New tech, new toys: Kojima once made the statement that you should only upgrade to new hardware if it will improve the game in some way. MGS is to the PS1 as native americans are to buffalo: use every part of it. A lot of this stuff is pretty standard fare nowadays but back then it was some pretty amazing new stuff. Instead of midi tunes you have a full orchestral soundtrack and voice acting (some of the best voice acting in gaming history, at that). Polygons let developers cram more stuff on screen with less strain on the processor, so the envrionments are full of details and tchotchkeys such that you’d believe people actually live and work here. They even use the rumble controller for some neat tricks, like giving a little tap when Snake goes to check someone’s pulse during a cutscene, giving a big jolt when you’re spotted after having not been spotted for awhile, and of course the famous Psycho Mantis sequence.
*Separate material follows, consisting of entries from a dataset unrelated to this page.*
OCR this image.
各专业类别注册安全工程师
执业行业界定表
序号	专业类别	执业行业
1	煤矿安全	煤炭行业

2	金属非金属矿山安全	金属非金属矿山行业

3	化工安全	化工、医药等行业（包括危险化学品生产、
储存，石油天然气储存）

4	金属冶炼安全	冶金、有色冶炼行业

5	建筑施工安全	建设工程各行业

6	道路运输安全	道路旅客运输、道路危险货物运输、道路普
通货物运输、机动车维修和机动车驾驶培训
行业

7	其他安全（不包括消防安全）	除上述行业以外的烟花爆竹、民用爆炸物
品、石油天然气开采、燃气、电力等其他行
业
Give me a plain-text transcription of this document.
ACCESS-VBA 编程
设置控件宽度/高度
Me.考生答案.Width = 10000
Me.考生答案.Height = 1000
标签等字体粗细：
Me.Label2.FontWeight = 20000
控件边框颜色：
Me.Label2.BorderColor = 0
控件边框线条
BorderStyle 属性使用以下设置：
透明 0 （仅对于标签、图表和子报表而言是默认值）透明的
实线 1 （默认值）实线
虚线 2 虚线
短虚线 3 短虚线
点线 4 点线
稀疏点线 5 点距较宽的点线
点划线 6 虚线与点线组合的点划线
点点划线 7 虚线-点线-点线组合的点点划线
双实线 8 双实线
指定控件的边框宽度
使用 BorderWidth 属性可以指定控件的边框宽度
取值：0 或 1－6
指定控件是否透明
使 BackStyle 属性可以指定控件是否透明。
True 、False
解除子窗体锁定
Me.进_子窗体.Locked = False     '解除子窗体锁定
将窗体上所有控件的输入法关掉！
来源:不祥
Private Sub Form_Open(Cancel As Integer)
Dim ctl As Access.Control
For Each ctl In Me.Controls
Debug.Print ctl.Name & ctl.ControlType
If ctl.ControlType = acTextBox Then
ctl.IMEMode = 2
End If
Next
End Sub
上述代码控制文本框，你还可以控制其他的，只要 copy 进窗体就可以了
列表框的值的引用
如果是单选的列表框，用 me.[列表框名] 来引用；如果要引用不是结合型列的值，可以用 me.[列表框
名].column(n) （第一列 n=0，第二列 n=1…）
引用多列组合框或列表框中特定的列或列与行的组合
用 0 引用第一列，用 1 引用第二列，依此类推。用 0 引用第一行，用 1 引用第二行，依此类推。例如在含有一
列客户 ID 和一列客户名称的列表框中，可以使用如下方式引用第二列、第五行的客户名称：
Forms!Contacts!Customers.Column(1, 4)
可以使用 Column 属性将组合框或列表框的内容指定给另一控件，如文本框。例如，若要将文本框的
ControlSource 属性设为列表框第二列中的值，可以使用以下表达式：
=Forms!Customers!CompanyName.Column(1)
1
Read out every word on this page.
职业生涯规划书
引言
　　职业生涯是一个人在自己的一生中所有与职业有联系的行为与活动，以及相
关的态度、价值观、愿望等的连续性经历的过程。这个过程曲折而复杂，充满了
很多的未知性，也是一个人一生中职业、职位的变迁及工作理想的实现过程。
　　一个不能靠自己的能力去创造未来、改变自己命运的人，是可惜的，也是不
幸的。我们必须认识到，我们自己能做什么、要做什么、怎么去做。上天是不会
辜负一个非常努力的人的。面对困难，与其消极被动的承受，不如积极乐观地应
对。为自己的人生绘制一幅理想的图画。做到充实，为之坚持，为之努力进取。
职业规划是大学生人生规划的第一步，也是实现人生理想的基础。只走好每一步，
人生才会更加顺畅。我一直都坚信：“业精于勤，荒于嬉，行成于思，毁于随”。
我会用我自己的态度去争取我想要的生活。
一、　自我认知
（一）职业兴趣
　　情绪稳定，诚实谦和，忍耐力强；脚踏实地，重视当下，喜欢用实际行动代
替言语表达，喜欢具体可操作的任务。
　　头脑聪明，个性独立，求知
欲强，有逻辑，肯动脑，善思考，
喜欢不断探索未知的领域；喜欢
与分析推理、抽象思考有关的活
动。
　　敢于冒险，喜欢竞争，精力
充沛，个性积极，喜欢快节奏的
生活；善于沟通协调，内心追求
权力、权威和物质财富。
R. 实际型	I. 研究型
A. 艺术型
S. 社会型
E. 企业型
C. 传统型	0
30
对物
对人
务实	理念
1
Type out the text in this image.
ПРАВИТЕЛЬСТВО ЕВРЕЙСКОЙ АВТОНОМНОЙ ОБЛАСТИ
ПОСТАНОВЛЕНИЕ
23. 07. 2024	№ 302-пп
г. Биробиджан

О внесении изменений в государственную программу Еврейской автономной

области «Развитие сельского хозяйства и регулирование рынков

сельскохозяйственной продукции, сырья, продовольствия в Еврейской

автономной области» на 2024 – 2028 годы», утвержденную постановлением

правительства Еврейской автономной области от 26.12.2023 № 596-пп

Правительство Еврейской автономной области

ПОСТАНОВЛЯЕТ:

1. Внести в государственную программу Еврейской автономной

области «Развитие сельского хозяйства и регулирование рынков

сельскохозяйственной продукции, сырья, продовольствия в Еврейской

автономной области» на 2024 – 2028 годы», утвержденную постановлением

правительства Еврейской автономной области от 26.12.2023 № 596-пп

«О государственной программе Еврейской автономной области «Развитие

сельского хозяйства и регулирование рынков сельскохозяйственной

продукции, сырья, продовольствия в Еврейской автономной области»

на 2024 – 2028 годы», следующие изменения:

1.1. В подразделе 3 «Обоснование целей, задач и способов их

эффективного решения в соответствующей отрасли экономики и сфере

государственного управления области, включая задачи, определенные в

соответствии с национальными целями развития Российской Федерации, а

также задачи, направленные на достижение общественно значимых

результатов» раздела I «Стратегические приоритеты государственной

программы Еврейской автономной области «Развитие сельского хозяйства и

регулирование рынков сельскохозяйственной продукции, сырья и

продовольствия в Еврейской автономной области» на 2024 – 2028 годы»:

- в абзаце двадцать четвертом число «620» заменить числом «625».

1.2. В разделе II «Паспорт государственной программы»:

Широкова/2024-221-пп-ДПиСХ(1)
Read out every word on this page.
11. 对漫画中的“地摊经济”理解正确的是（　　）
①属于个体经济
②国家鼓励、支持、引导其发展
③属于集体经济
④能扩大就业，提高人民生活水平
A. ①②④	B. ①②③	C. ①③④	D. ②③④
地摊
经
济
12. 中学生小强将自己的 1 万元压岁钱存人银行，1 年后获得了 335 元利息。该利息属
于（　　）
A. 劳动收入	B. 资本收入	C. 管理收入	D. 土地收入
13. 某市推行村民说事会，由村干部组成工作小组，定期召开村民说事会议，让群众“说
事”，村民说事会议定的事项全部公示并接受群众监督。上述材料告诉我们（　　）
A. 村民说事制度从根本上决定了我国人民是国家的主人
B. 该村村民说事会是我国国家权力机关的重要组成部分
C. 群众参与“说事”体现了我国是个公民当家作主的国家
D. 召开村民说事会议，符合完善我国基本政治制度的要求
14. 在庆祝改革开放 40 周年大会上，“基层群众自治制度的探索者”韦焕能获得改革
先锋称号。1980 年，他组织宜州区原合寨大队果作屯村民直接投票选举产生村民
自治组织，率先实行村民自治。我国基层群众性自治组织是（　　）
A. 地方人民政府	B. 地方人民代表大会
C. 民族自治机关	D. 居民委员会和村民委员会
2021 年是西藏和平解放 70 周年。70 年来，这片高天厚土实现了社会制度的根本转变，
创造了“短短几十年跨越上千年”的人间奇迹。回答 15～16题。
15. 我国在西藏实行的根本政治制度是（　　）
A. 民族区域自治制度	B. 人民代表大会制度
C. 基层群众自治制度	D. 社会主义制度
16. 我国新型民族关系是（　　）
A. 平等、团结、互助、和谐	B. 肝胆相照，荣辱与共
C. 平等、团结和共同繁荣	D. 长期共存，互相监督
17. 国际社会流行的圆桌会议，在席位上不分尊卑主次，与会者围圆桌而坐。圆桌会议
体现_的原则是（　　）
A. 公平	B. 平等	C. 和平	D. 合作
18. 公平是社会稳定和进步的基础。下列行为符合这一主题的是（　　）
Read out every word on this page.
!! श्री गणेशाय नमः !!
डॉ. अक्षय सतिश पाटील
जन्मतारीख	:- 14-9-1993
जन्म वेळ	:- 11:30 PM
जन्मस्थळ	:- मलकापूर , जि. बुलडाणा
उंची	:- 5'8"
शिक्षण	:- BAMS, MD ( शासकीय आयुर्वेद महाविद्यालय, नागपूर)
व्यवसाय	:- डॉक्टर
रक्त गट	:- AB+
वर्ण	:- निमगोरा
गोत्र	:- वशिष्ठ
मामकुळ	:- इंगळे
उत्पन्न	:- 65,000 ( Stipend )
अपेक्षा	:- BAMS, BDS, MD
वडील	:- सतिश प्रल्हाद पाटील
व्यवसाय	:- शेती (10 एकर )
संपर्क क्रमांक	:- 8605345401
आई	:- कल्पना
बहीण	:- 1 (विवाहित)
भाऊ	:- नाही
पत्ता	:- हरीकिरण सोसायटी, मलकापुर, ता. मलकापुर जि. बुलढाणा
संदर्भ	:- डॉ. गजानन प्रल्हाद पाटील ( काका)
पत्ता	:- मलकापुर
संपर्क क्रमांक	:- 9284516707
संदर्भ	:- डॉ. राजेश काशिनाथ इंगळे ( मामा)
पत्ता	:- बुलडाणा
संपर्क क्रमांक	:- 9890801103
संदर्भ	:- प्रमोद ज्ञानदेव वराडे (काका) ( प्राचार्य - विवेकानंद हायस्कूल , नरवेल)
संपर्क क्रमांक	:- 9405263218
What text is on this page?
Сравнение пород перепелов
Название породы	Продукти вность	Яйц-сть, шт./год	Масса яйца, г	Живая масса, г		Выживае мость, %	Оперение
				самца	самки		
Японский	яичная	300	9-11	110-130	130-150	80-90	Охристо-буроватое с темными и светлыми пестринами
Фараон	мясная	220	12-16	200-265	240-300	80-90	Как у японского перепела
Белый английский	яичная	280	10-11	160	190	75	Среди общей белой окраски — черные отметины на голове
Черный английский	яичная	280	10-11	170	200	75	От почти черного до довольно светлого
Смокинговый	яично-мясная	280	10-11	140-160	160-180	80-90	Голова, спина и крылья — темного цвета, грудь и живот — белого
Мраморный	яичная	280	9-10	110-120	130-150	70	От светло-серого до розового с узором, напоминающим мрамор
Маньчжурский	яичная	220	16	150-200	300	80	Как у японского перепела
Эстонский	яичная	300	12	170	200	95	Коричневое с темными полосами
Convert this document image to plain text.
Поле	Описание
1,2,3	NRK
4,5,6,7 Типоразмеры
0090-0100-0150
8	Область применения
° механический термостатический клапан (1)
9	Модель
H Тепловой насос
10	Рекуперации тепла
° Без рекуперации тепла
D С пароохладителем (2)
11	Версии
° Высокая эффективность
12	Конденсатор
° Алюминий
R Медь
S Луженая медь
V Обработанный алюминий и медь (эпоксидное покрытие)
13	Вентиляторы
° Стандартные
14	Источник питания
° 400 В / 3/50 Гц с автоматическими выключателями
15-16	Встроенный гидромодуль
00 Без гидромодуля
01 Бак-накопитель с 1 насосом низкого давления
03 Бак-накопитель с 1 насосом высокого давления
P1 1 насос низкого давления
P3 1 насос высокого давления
Impressive rogues gallery: This game features some of my favorite bosses around. You face an eclectic mix of eccentric super-soldiers with fancy codenames and special talents, and each battle is entertainingly unique and it’s fun to figure out the strategy to each one. Likewise (improving upon the original and echoed in the series hereafter) each of them is injected with a pretty good amount of personality and backstory. Every battle is firmly engraved in my memory as an epic moment in my gaming career. In particular, since this was the first Metal Gear game I ever played, I didn’t know that it was expected that you’re supposed to personally fight metal gear on foot at the end of every game, so after they spend the whole game hyping up how Metal Gear REX is this unstoppable walking death-mobile it was quite a dramatic moment when it stands up and comes to life and holy crap this thing can fight an entire army and I have to kill it by myself.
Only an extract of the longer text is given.